Томирис нагнулась, поцеловала в лоб мудрого Зала и, не оглядываясь, пошла к выходу.
Паризад, присутствующая при свидании царицы с певцом, не проронила за все время ни слова, но была само внимание и подмечала все.
Ширак очнулся от своей неспокойной дремоты. Его поразила внезапная тишина. Сначала он не понял, что его так встревожило, и вдруг осенило — затих Зал, не слышно его хриплого дыхания. Ширак с ужасом глянул на старого певца и увидел, что тот лежит скрестив руки на груди и вперив свой незрячий взор в невидимый свод юрты. Ширак вскрикнул. Зал вяло сказал:
— Я еще жив, мой мальчик. Мой бедный, бедный луч-зрачок.
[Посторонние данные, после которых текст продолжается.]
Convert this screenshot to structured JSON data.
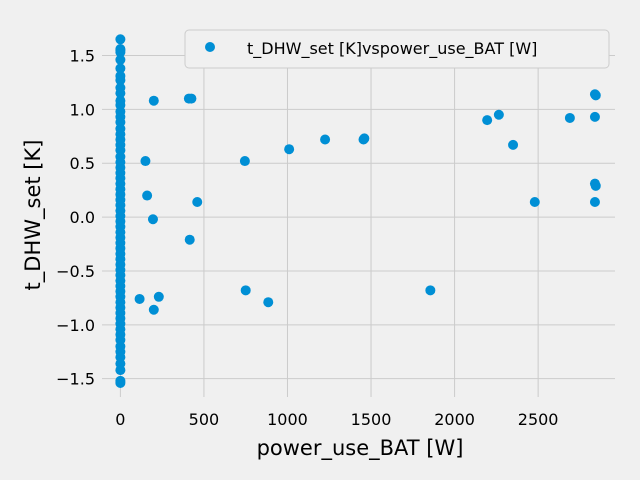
{
  "chart_data": {
    "type": "scatter",
    "title": "",
    "xlabel": "power_use_BAT [W]",
    "ylabel": "t_DHW_set [K]",
    "xlim": [
      -110,
      2960
    ],
    "ylim": [
      -1.67,
      1.69
    ],
    "xticks": [
      0,
      500,
      1000,
      1500,
      2000,
      2500
    ],
    "yticks": [
      -1.5,
      -1.0,
      -0.5,
      0.0,
      0.5,
      1.0,
      1.5
    ],
    "xtick_labels": [
      "0",
      "500",
      "1000",
      "1500",
      "2000",
      "2500"
    ],
    "ytick_labels": [
      "−1.5",
      "−1.0",
      "−0.5",
      "0.0",
      "0.5",
      "1.0",
      "1.5"
    ],
    "grid": true,
    "legend_position": "top-right",
    "series": [
      {
        "name": "t_DHW_set [K]vspower_use_BAT [W]",
        "color": "#008fd5",
        "points": [
          [
            0,
            1.65
          ],
          [
            0,
            1.56
          ],
          [
            0,
            1.55
          ],
          [
            0,
            1.53
          ],
          [
            0,
            1.46
          ],
          [
            0,
            1.38
          ],
          [
            0,
            1.31
          ],
          [
            0,
            1.27
          ],
          [
            0,
            1.2
          ],
          [
            0,
            1.15
          ],
          [
            0,
            1.08
          ],
          [
            0,
            1.04
          ],
          [
            0,
            0.98
          ],
          [
            0,
            0.93
          ],
          [
            0,
            0.88
          ],
          [
            0,
            0.82
          ],
          [
            0,
            0.77
          ],
          [
            0,
            0.72
          ],
          [
            0,
            0.67
          ],
          [
            0,
            0.62
          ],
          [
            0,
            0.56
          ],
          [
            0,
            0.51
          ],
          [
            0,
            0.46
          ],
          [
            0,
            0.41
          ],
          [
            0,
            0.36
          ],
          [
            0,
            0.31
          ],
          [
            0,
            0.26
          ],
          [
            0,
            0.21
          ],
          [
            0,
            0.16
          ],
          [
            0,
            0.11
          ],
          [
            0,
            0.06
          ],
          [
            0,
            0.01
          ],
          [
            0,
            -0.04
          ],
          [
            0,
            -0.09
          ],
          [
            0,
            -0.14
          ],
          [
            0,
            -0.19
          ],
          [
            0,
            -0.24
          ],
          [
            0,
            -0.29
          ],
          [
            0,
            -0.34
          ],
          [
            0,
            -0.39
          ],
          [
            0,
            -0.44
          ],
          [
            0,
            -0.49
          ],
          [
            0,
            -0.54
          ],
          [
            0,
            -0.59
          ],
          [
            0,
            -0.64
          ],
          [
            0,
            -0.69
          ],
          [
            0,
            -0.74
          ],
          [
            0,
            -0.79
          ],
          [
            0,
            -0.84
          ],
          [
            0,
            -0.89
          ],
          [
            0,
            -0.94
          ],
          [
            0,
            -0.99
          ],
          [
            0,
            -1.04
          ],
          [
            0,
            -1.09
          ],
          [
            0,
            -1.14
          ],
          [
            0,
            -1.2
          ],
          [
            0,
            -1.25
          ],
          [
            0,
            -1.3
          ],
          [
            0,
            -1.36
          ],
          [
            0,
            -1.42
          ],
          [
            0,
            -1.52
          ],
          [
            0,
            -1.54
          ],
          [
            200,
            1.08
          ],
          [
            410,
            1.1
          ],
          [
            425,
            1.1
          ],
          [
            150,
            0.52
          ],
          [
            160,
            0.2
          ],
          [
            195,
            -0.02
          ],
          [
            460,
            0.14
          ],
          [
            415,
            -0.21
          ],
          [
            115,
            -0.76
          ],
          [
            230,
            -0.74
          ],
          [
            200,
            -0.86
          ],
          [
            745,
            0.52
          ],
          [
            750,
            -0.68
          ],
          [
            885,
            -0.79
          ],
          [
            1010,
            0.63
          ],
          [
            1225,
            0.72
          ],
          [
            1455,
            0.72
          ],
          [
            1460,
            0.73
          ],
          [
            1855,
            -0.68
          ],
          [
            2195,
            0.9
          ],
          [
            2265,
            0.95
          ],
          [
            2350,
            0.67
          ],
          [
            2480,
            0.14
          ],
          [
            2690,
            0.92
          ],
          [
            2840,
            1.14
          ],
          [
            2845,
            1.13
          ],
          [
            2840,
            0.93
          ],
          [
            2840,
            0.31
          ],
          [
            2845,
            0.29
          ],
          [
            2840,
            0.14
          ]
        ]
      }
    ]
  }
}
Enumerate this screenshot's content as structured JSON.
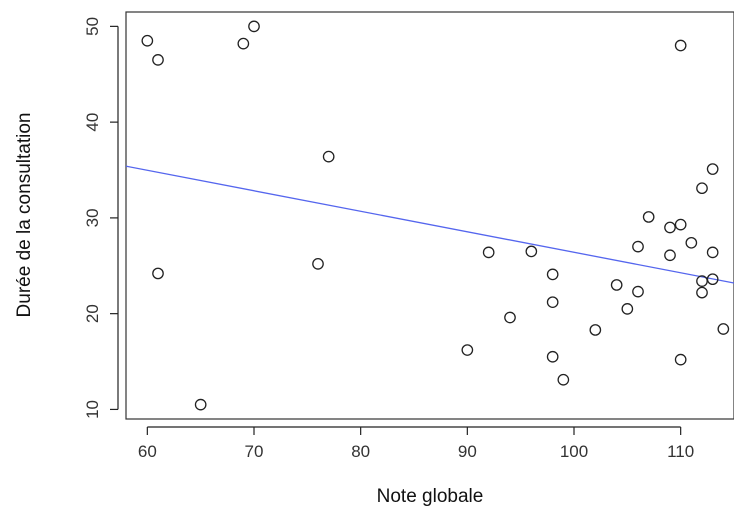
{
  "chart_data": {
    "type": "scatter",
    "title": "",
    "xlabel": "Note globale",
    "ylabel": "Durée de la consultation",
    "xlim": [
      58,
      115
    ],
    "ylim": [
      9,
      51.5
    ],
    "x_ticks": [
      60,
      70,
      80,
      90,
      100,
      110
    ],
    "y_ticks": [
      10,
      20,
      30,
      40,
      50
    ],
    "grid": false,
    "legend": "none",
    "points": [
      {
        "x": 60,
        "y": 48.5
      },
      {
        "x": 61,
        "y": 46.5
      },
      {
        "x": 61,
        "y": 24.2
      },
      {
        "x": 65,
        "y": 10.5
      },
      {
        "x": 69,
        "y": 48.2
      },
      {
        "x": 70,
        "y": 50.0
      },
      {
        "x": 76,
        "y": 25.2
      },
      {
        "x": 77,
        "y": 36.4
      },
      {
        "x": 90,
        "y": 16.2
      },
      {
        "x": 92,
        "y": 26.4
      },
      {
        "x": 94,
        "y": 19.6
      },
      {
        "x": 96,
        "y": 26.5
      },
      {
        "x": 98,
        "y": 24.1
      },
      {
        "x": 98,
        "y": 21.2
      },
      {
        "x": 98,
        "y": 15.5
      },
      {
        "x": 99,
        "y": 13.1
      },
      {
        "x": 102,
        "y": 18.3
      },
      {
        "x": 104,
        "y": 23.0
      },
      {
        "x": 105,
        "y": 20.5
      },
      {
        "x": 106,
        "y": 27.0
      },
      {
        "x": 106,
        "y": 22.3
      },
      {
        "x": 107,
        "y": 30.1
      },
      {
        "x": 109,
        "y": 29.0
      },
      {
        "x": 109,
        "y": 26.1
      },
      {
        "x": 110,
        "y": 48.0
      },
      {
        "x": 110,
        "y": 29.3
      },
      {
        "x": 110,
        "y": 15.2
      },
      {
        "x": 111,
        "y": 27.4
      },
      {
        "x": 112,
        "y": 33.1
      },
      {
        "x": 112,
        "y": 23.4
      },
      {
        "x": 112,
        "y": 22.2
      },
      {
        "x": 113,
        "y": 35.1
      },
      {
        "x": 113,
        "y": 26.4
      },
      {
        "x": 113,
        "y": 23.6
      },
      {
        "x": 114,
        "y": 18.4
      }
    ],
    "regression_line": {
      "color": "#5566ee",
      "start": {
        "x": 58,
        "y": 35.4
      },
      "end": {
        "x": 115,
        "y": 23.2
      }
    },
    "colors": {
      "points": "#222222",
      "line": "#5566ee",
      "box": "#333333"
    }
  }
}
Ты слишком чист и слаб для этого жестокого мира, и в том моя вина. Моя слепая любовь оберегала тебя от всех житейских невзгод. Ты вырос на моих песнях — я пел, а ты внимал и верил, что мир населен только сильными чувствами и благородными в помыслах людьми. Как жаль, что ты не сумел перенять благородное искусство песнотворца — выразителя дум и чаяний своего народа. Когда я своим словом заставляю людей смеяться и плакать, любить или ненавидеть, радоваться или печалиться, я чувствую себя всемогущим! Я топтал золото и презирал богатство, и у меня ничего нет: ни золота, ни скота, чтобы оставить тебе. Голым я пришел в этот мир, голым и ухожу из него. Но я был счастлив, ибо был любим своим народом. Любовь народа — это самое большое богатство, которое может иметь человек. Я от всей души желаю тебе такого же счастья, какое выпало мне, и это мое завещание. А теперь прощай, Ширак, прощай, мой мальчик... я чувствую, что... ухо-о-ожжжжууу...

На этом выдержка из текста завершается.